New Security Approaches Needed
Traditional endpoint security relies on signature-based protection, which functions like a mug shot to describe what each attacker looks like. But mug shots don’t work with ransomware, because it’s almost always tailor-made; since each one is slightly different from the one before it, it’s likely that no one has seen that particular attack in the wild before.
However, security solutions providers are developing new defenses. For example, Sophos Intercept X, released last year, uses a new security capability developed specifically for ransomware. Its CryptoGuard feature looks for the telltale signs of ransomware, rather than signatures that identify attackers.
CryptoGuard is software that monitors the file system. When it sees a file being encrypted, it takes a snapshot of that file, then watches to see if any others are encrypted. Once three or four files are encrypted, CryptoGuard recognizes the activity as malicious, stops the attack, then rolls back the encrypted files to their safe, original states from the snapshots it took before they were encrypted.
After Intercept X successfully foils the attack, another feature called Root Cause Analysis takes charge.
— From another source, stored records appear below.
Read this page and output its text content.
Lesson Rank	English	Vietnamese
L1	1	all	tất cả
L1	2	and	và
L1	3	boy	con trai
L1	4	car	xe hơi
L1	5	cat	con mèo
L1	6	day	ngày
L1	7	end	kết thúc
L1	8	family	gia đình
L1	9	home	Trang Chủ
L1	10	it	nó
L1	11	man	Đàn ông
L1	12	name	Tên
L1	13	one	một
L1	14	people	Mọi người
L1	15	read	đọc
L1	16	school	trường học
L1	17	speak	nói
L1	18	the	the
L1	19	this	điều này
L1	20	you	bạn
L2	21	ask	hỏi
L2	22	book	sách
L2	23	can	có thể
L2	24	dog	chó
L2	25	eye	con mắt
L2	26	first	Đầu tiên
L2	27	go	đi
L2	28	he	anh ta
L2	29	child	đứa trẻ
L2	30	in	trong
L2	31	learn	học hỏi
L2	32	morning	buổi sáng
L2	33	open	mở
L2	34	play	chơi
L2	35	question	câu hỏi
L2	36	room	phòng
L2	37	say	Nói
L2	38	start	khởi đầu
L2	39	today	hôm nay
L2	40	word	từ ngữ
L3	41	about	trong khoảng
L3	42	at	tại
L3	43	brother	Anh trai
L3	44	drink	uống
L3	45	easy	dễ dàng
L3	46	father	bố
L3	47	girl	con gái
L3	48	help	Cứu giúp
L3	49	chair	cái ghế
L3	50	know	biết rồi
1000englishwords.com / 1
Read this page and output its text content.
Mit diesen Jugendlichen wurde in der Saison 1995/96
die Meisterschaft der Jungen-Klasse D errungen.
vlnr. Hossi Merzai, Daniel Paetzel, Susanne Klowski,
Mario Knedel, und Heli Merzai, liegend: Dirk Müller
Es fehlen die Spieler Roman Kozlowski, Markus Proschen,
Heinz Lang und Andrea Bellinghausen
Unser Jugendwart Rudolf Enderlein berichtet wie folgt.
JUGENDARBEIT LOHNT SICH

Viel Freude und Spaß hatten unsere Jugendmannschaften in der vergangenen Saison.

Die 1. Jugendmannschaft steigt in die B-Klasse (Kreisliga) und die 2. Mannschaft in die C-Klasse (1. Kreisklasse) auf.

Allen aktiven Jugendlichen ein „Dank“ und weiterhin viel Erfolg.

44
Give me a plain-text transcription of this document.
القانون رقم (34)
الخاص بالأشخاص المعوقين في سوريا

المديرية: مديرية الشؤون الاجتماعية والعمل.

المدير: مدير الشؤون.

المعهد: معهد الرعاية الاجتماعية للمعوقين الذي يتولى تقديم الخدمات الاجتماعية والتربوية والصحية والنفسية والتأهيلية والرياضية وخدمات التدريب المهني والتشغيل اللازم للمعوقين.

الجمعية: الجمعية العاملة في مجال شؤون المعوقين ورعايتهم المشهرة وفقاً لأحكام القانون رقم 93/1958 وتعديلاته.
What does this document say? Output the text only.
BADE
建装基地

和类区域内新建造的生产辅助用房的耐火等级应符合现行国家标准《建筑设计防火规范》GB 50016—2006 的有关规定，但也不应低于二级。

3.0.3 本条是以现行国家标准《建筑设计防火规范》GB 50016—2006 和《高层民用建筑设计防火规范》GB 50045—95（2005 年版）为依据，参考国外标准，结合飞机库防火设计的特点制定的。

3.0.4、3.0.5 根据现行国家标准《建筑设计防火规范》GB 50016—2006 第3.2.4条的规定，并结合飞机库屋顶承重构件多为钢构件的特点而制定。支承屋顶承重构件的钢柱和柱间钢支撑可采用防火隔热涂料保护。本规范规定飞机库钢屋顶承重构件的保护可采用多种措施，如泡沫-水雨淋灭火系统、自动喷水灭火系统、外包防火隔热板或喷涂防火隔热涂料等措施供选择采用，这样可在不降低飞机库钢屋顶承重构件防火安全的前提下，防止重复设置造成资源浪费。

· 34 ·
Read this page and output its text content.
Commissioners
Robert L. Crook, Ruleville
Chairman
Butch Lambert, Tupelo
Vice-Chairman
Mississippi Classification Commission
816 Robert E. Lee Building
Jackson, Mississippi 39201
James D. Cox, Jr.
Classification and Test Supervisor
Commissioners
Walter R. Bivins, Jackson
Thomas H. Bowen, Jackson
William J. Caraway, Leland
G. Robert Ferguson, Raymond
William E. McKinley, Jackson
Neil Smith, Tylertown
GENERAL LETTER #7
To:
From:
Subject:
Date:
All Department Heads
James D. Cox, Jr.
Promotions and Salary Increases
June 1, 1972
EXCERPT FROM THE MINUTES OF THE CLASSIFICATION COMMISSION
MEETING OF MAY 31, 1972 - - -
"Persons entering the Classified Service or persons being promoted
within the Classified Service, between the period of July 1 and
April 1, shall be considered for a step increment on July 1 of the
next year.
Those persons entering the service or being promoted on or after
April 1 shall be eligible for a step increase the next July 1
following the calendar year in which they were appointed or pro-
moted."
It gives an administrator a play-by-play breakdown of how the executable started, which files it touched and a graphical threat map of what happened.
Historically, endpoint security has done an excellent job as a police officer subduing a burglar, but it hasn’t been particularly effective at determining how he got in. Root Cause Analysis handles the forensics, sweeping for fingerprints to determine whether the burglar came in from the fire escape, through the upstairs bathroom window or down the steps.
Root Cause Analysis is the crime scene investigator to CryptoGuard’s police officer. Together, they help organizations lock out the bad guys.